OperationSpiderweb
The Spiderweb attack occurred today (). This is a quick writeup, and doesn't include sources to the (disconnected) intel notebook, but allows for easier sharing. It is also being written after reading a lot of OSINT info earlier so I've lost track of some of the source material.
Key background points:
- Russia lost up to about a third of its strategic air assets.
- Most of these were in the open due to requirements from the New START treaty. While an Obama era treaty with the same malicious DoS, it's still the reality.
- Russia did stop participating in the treaty in 2023, meaning no inspections have been done, but this may be a concession on their part.
- Russia does not have the ability to replace these assets; though it's worth noting that Ukraine is only still a country due to foreign military hardware being sent over.
- The attack was launched via containers on trucks at 3 or 4 airfields
(including one 4000km+ inside Russia), using "autonomous" drones;
the containers self-destructed after launching the drones.
- AN: It's unclear whether it was actually autonomous or remotely piloted. Video was streamed back, at least.
- AN: Some reports say they were fiber optic guided, but this is unlikely due to the self-destruct mechanism built into the containers.
- The drones (or the truck-based infrastructure) used Russian telecommunications infastructure to transmit back.
- AN: Ukraine has also historically used Starlink for battlefield comms (as one element).
- The drones appear to have used Ardupilot1, which likely means unencrypted control communications.
- AN: The MavLink protocol claims have not been verified, not has it been verified that the control protocol is unencrypted (which is unlikely).
- There was also a strike on the northern fleet command administrative
center, with some reports suggesting that a nuclear sub may have
been hit.
- AN: It is unlikely that a sub was hit, and it is more likely that one or more ships were hit.
- There are claims that one of the strikes was launched from NATO territory2, which would represent a significant escalation.
AN: Potential responses:
- Oreshnik strikes, similar to those used in Dnipro in November 2024.
- The claim that a strike was launched from NATO territory raises serious concerns that Russia may decide to expand the scope of its targeting. This is an ongoing escalation of NATO's role in the conflict.
- Russia could destroy Ukraine's power grid kinetically, essentially paralyzing the country.
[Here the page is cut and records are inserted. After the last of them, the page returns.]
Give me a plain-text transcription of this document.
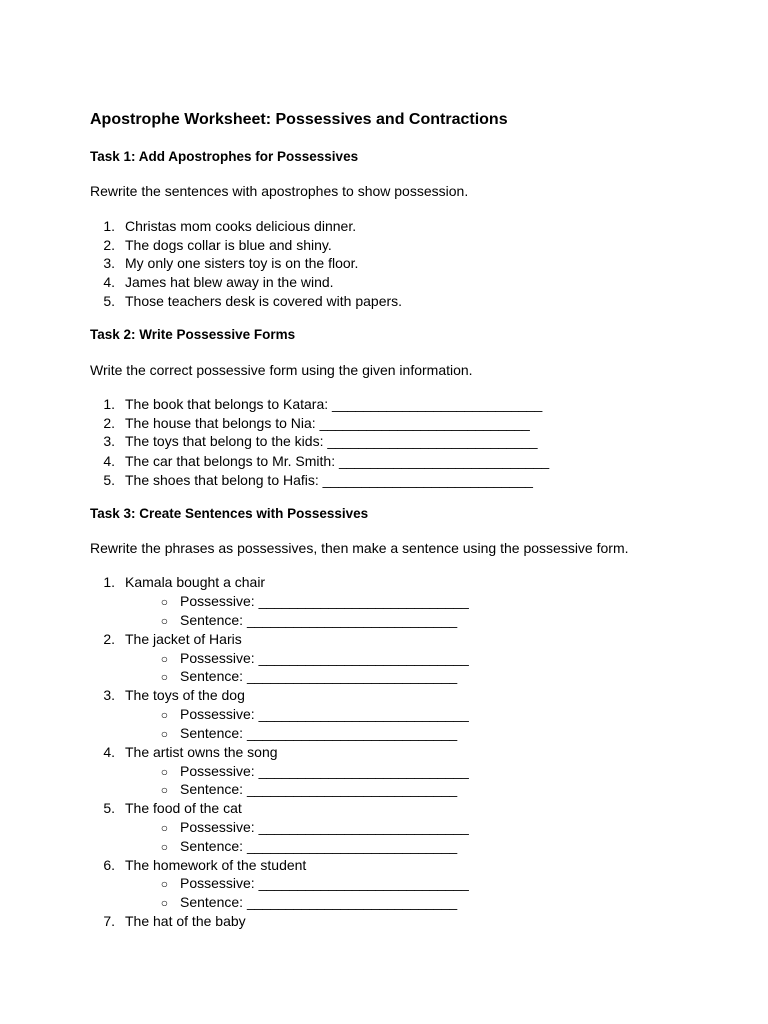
Apostrophe Worksheet: Possessives and Contractions
Task 1: Add Apostrophes for Possessives
Rewrite the sentences with apostrophes to show possession.
1. Christas mom cooks delicious dinner.
2. The dogs collar is blue and shiny.
3. My only one sisters toy is on the floor.
4. James hat blew away in the wind.
5. Those teachers desk is covered with papers.
Task 2: Write Possessive Forms
Write the correct possessive form using the given information.
1. The book that belongs to Katara: ___________________________
2. The house that belongs to Nia: ___________________________
3. The toys that belong to the kids: ___________________________
4. The car that belongs to Mr. Smith: ___________________________
5. The shoes that belong to Hafis: ___________________________
Task 3: Create Sentences with Possessives
Rewrite the phrases as possessives, then make a sentence using the possessive form.
1. Kamala bought a chair
○ Possessive: ___________________________
○ Sentence: ___________________________
2. The jacket of Haris
○ Possessive: ___________________________
○ Sentence: ___________________________
3. The toys of the dog
○ Possessive: ___________________________
○ Sentence: ___________________________
4. The artist owns the song
○ Possessive: ___________________________
○ Sentence: ___________________________
5. The food of the cat
○ Possessive: ___________________________
○ Sentence: ___________________________
6. The homework of the student
○ Possessive: ___________________________
○ Sentence: ___________________________
7. The hat of the baby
- Russia could start attacking Starlink constellations.
- Cyber attacks on Ukrainian or European infrastructure.
- US infrastructure is also incredibly vulnerable.
- Sandworm, written in 2020 (before the invasion) documents some of the history here.
Vulnerabilities in the homeland:
- The requirement to have strategic bombers in the open applies to
the US as well, meaning we are vulnerable to the same types of
attacks.
- Furthermore, an attack on soft targets like this raises the ante for any other soft targets, to include civilians.
- CCP-backed entities have bought up significant land near military
bases in the US. It would be trivial to smuggle in components or
even assemble the drones in the US.
- This is particularly relevant as many of the drone and electronics mnufacturers are Chinese based, and therefore subject to the CCP. They could easily support custom firmware (e.g. without geofencing) to support CCP strikes.
- AN: There are a significant number of truck drivers in the US who are not Americans. This would be a useful pool for recruitment.
- The Russia-China-Venezuelan triad is incredibly well positioned to
conduct deniable strikes inside the US, or to conduct a major
attack.
- AN: For example, the industrial accidents last year (e.g., the East Palestine derailment) were largely not accidents.
- AN: It's outside the scope of this INTSUM, but there is significant open-source and virtually guaranteed non-public intelligence that indicates Venezuelan special operations teams are inside the US.